Son insistance en 1976, lors d’une rencontre avec des universitaires nord-américains, restera à jamais liée à un questionnement très intime pour moi :

L’interprétation doit toujours chez l’analyste tenir compte de ceci que dans ce qui est dit, il y a le sonore et que ce sonore doit consonner avec ce qu’il en est de l’inconscient.[7]

 

 

 


[1] Ce texte est le fruit d’un travail que je n’aurais pas pu réaliser sans l’aide, fondamentale pour moi, des stimuli qui, m’ont été fournis de différentes manières par A. Di Ciaccia et C. Fierens, que je souhaite remercier ici.

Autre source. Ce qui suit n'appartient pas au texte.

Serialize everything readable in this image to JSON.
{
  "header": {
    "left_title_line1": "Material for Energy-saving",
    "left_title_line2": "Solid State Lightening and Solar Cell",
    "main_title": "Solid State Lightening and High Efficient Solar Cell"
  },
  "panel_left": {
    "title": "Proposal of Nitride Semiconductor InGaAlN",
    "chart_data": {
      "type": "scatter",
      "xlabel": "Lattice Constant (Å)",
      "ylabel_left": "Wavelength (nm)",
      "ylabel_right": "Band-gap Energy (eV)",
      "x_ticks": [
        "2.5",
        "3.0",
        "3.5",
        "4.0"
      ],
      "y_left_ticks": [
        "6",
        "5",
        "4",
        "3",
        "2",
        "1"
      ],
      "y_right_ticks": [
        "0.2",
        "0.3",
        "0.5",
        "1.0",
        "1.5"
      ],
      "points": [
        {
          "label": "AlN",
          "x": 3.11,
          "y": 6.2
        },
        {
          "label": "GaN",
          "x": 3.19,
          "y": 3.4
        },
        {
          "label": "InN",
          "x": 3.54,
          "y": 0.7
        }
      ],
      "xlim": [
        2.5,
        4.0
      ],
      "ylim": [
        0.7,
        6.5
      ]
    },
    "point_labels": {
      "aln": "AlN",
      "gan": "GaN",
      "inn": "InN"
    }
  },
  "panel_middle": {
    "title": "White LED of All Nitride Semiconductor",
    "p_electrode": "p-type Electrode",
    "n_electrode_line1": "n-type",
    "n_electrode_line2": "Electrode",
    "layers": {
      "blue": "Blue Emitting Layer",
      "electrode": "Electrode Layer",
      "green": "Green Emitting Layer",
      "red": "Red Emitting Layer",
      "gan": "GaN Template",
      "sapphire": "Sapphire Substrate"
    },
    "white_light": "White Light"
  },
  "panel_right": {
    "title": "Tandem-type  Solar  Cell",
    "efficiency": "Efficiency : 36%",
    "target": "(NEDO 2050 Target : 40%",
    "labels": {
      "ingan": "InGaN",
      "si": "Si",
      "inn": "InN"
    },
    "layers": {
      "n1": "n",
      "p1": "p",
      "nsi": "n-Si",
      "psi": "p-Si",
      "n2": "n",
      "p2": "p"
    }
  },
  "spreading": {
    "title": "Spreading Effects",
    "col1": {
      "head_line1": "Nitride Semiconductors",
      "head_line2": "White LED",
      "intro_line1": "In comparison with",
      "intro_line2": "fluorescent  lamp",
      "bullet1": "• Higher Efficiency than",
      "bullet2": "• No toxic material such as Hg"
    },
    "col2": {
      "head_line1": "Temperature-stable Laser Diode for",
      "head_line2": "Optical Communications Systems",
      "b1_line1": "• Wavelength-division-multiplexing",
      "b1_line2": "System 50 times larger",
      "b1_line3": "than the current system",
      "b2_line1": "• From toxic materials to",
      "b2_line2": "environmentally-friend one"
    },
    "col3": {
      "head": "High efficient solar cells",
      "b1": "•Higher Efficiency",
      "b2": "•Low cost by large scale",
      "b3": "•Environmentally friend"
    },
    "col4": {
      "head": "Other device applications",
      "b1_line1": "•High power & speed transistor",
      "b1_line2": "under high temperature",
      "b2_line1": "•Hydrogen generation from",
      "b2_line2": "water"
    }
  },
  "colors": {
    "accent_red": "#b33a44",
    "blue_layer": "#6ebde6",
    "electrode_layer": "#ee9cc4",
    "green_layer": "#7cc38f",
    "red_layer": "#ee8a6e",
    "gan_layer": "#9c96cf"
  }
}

[2] La question se pose à cause du double « m » dans le participe latin « consummatum » qui dans cette forme ne peut pas être référé à l’infinitif « consumare », « consommer » qui s’écrit avec un seul « m ». En effet, dans le chapitre 17, versets 20 à 23, alors qu’il intercède pour ses disciples, le Christ s’adresse à Dieu le Père en évoquant la question de faire Un avec lui : « 20Non pro his autem rogo tantum, sed et pro eis, qui credituri sunt per verbum eorum in me, 21ut omnes unum sint, sicut tu, Pater, in me et ego in te, ut et ipsi in nobis unum sint: ut mundus credat quia tu me misisti. 22Et ego claritatem, quam dedisti mihi, dedi illis, ut sint unum, sicut nos unum sumus; ego in eis, et tu in me, ut sint consummati in unum [je souligne, c’est-à-dire « cum summa, » « dont la somme soit un . « (« 20Je ne prie pas seulement pour ceux qui sont là, mais encore pour ceux qui, grâce à leur parole, croiront en moi. 21Que tous soient un, comme toi, Père, tu es en moi, et moi en toi. Qu’ils soient un en nous, eux aussi, pour que le monde croie que tu m’as envoyé. 22Et moi, je leur ai donné la gloire que tu m’as donnée, pour qu’ils soient un comme nous sommes UN : 23 moi en eux, et toi en moi. Qu’ils deviennent ainsi parfaitement un. »).

[3] Dans Du“Trieb” de Freud et du désir du psychanalyste, Lacan parle de la libido, dont la couleur sexuelle est « couleur-de-vide : suspendue dans la lumière d’une béance ». J. Lacan, Écrits, Paris 1966, p. 851.

[4] J. Lacan, Postface au Séminaire XI. Dans J. Lacan, Autres écrits, Paris 2001, p. 505.

[5] J. Lacan, Radiophonie. Dans J. Lacan, Autres écrits, op. cit., p. 420.

[6] J. Lacan, … ou pire. Séminaire 1971-1972. Document interne à l’AFI et destiné à ses membres, p. 174.

[7] J. Lacan, « Conférences et entretiens dans des universités nord-américaines », « Scilicet », n° 6- 7, 1975, p. 50.